BTW, @schillic for queue I assume you mean priority queue?
for queue I assume you mean priority queue?
Yes.
@guluchen I agree that what I propose does not fix the problem for structurally different automata. However I presume that even for structurally different automata it mitigates the problem in many cases.
@Heizmann I think it might be a problem when we compare Lazy NCSB with the original one, because the former usually generates the structure of the Algorithm 2 style (the guessing is delayed) in the previous post, and the latter usually generates the structure of the Algorithm 1 style.
@guluchen Then my suggestion is indeed not helpful for this application (comparison of termination analysis with Lazy NCSB and NCSB).

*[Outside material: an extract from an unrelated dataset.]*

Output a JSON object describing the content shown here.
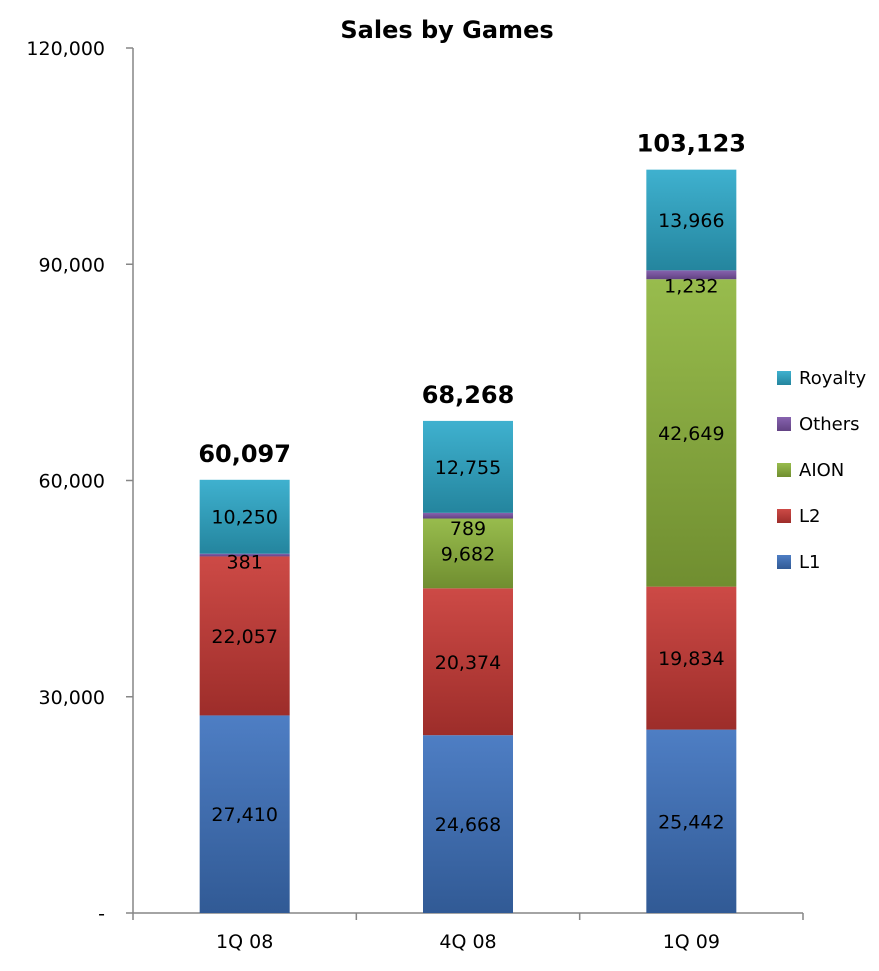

Motivation of the problem Let's assume we have two algorithms that both produce automaton as a result. The automata are conceptually identical but their data structure store elements in different orders. The first algorithm added the transition (q_45, a, q _23) and then the transition (q_45, a, q _42), the second algorithm added both transitions in the different order. Now, subsequent algorithms may behave completely on the first automaton than on the second automaton (e.g., the order in which the state space is explored might be completely different).
Some solution Let the type parameter LETTER and STATE implement the Comparable interface. Use TreeMaps and TreeSets (instead of HashMaps and HashSets) whenever we iterate over Maps/Sets.
Problems
I do not want to implement that soon. I cannot overlook all consequences. I just wanted to start a discussion to get more feedback.